The United Nations Human Rights Office has published a scathing report allege human rights violations committed in Nicaragua in the wake of a wave of anti-government protests.
Hundreds of people have been killed and thousands injured since April.
"Repression and retaliation against demonstrators continue as the world looks away," UN human rights chief Zeid Raad Al Hussein said.
The report covers the period from 18 April, when protests first kicked off against now suspended plans to change the social security system, to 18 August. But they soon turned into wider calls for the resignation of President Daniel Ortega.
The UN report says that in the first phase of the crisis there was "a repressive response to the protests by the police and pro-government armed elements". During the second 'clean-up' stage, from mid-June to mid-July, police, pro-government armed elements, including those known as 'shock forces' (fuerzas de choque), and mobs (turbas) forcibly dismantled roadblocks and barricades. Information it has obtained "strongly indicates that these armed elements acted with the acquiescence of high-level state authorities and the national police, often in a joint and coordinated manner". During the third and current stage of the crisis, government opponents have been "persecuted and criminalised", the report states.
"Civil servants, including teachers and doctors, have been sacked, and people seen to be critical of the government have been harassed, intimidated and even attacked. The authorities, including at the highest-level, have increasingly stigmatised and discredited protesters and human rights defenders, describing them as 'terrorists', 'coup-mongers' or 'plagues'."
The report also gives details of attacks on members of the governing Sandinista party, government officials and members of the security forces. It says that 22 police officers were killed between 19 April and 25 July out of a total of about 300 reported deaths.

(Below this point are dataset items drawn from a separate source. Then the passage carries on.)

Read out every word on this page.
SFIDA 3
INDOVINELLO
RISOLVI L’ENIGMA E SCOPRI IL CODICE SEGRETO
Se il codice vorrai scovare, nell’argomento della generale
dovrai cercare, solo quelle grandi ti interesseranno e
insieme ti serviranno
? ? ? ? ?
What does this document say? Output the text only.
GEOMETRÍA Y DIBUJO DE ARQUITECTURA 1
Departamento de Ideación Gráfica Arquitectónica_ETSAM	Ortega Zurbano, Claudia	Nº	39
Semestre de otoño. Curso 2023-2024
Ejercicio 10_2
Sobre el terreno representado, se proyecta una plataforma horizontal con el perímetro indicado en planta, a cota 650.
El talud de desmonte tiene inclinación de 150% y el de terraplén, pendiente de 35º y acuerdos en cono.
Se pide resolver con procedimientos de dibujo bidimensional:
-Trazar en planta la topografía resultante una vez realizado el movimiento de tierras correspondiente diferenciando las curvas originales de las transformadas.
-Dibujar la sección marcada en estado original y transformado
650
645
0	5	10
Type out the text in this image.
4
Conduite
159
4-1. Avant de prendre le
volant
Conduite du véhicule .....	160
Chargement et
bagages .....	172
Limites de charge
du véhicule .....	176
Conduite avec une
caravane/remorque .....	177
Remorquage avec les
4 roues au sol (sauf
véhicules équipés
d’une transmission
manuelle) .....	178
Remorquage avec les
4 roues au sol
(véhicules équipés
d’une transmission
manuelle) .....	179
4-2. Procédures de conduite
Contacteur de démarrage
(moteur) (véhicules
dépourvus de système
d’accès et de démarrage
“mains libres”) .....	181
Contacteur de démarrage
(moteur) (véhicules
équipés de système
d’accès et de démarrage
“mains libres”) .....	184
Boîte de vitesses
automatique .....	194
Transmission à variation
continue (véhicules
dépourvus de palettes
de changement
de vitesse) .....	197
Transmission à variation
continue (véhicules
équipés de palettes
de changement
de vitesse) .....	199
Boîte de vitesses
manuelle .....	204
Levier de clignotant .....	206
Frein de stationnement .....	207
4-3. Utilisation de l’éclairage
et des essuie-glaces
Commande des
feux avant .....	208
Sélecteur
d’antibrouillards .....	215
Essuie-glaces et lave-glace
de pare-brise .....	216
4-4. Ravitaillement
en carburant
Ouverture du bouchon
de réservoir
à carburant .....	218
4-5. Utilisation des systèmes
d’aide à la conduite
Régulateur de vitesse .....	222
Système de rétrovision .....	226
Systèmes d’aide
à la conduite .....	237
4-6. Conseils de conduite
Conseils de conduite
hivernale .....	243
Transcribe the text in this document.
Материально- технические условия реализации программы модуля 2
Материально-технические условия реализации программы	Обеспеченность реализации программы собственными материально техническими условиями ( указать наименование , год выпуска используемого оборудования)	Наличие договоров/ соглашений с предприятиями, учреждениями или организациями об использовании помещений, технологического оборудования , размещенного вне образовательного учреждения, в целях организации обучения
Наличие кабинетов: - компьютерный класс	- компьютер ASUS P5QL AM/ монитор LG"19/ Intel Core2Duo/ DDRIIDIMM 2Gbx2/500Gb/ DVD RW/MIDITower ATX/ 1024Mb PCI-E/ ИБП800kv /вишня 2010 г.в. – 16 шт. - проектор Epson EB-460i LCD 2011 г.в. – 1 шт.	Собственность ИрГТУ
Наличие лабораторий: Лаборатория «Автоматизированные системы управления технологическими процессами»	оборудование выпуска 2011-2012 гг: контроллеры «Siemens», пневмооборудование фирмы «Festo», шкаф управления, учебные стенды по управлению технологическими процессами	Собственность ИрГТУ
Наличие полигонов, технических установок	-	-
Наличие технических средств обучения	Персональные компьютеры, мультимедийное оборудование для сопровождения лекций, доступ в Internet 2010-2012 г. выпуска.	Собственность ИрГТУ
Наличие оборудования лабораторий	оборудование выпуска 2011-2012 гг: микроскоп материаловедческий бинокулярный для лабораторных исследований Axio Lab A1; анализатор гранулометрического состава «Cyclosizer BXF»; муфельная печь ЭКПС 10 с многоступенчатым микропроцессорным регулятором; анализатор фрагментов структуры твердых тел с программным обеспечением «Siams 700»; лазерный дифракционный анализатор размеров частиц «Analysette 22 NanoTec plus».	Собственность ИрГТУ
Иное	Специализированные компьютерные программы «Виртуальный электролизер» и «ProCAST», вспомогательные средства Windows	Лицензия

It also notes that "the level of brutality in some of these episodes, including burning, amputations and desecration of corpses illustrates the serious degeneration of the crisis". It also states that the roadblocks erected by protesters "gave occasionally rise to criminal practices, such as kidnappings, harassment, robbery and collection of illegal tolls". But the report states that they "do not legitimise in any way a response by the state that is not in line with international human rights law".
The UN Human Rights Office says that it has received numerous accounts alleging acts of torture and ill-treatment of detainees carried out by police or prison authorities. Female detainees alleged that they were raped and that threats of sexual abuse were "common". Male detainees reported being raped with rifles and other objects, the report says.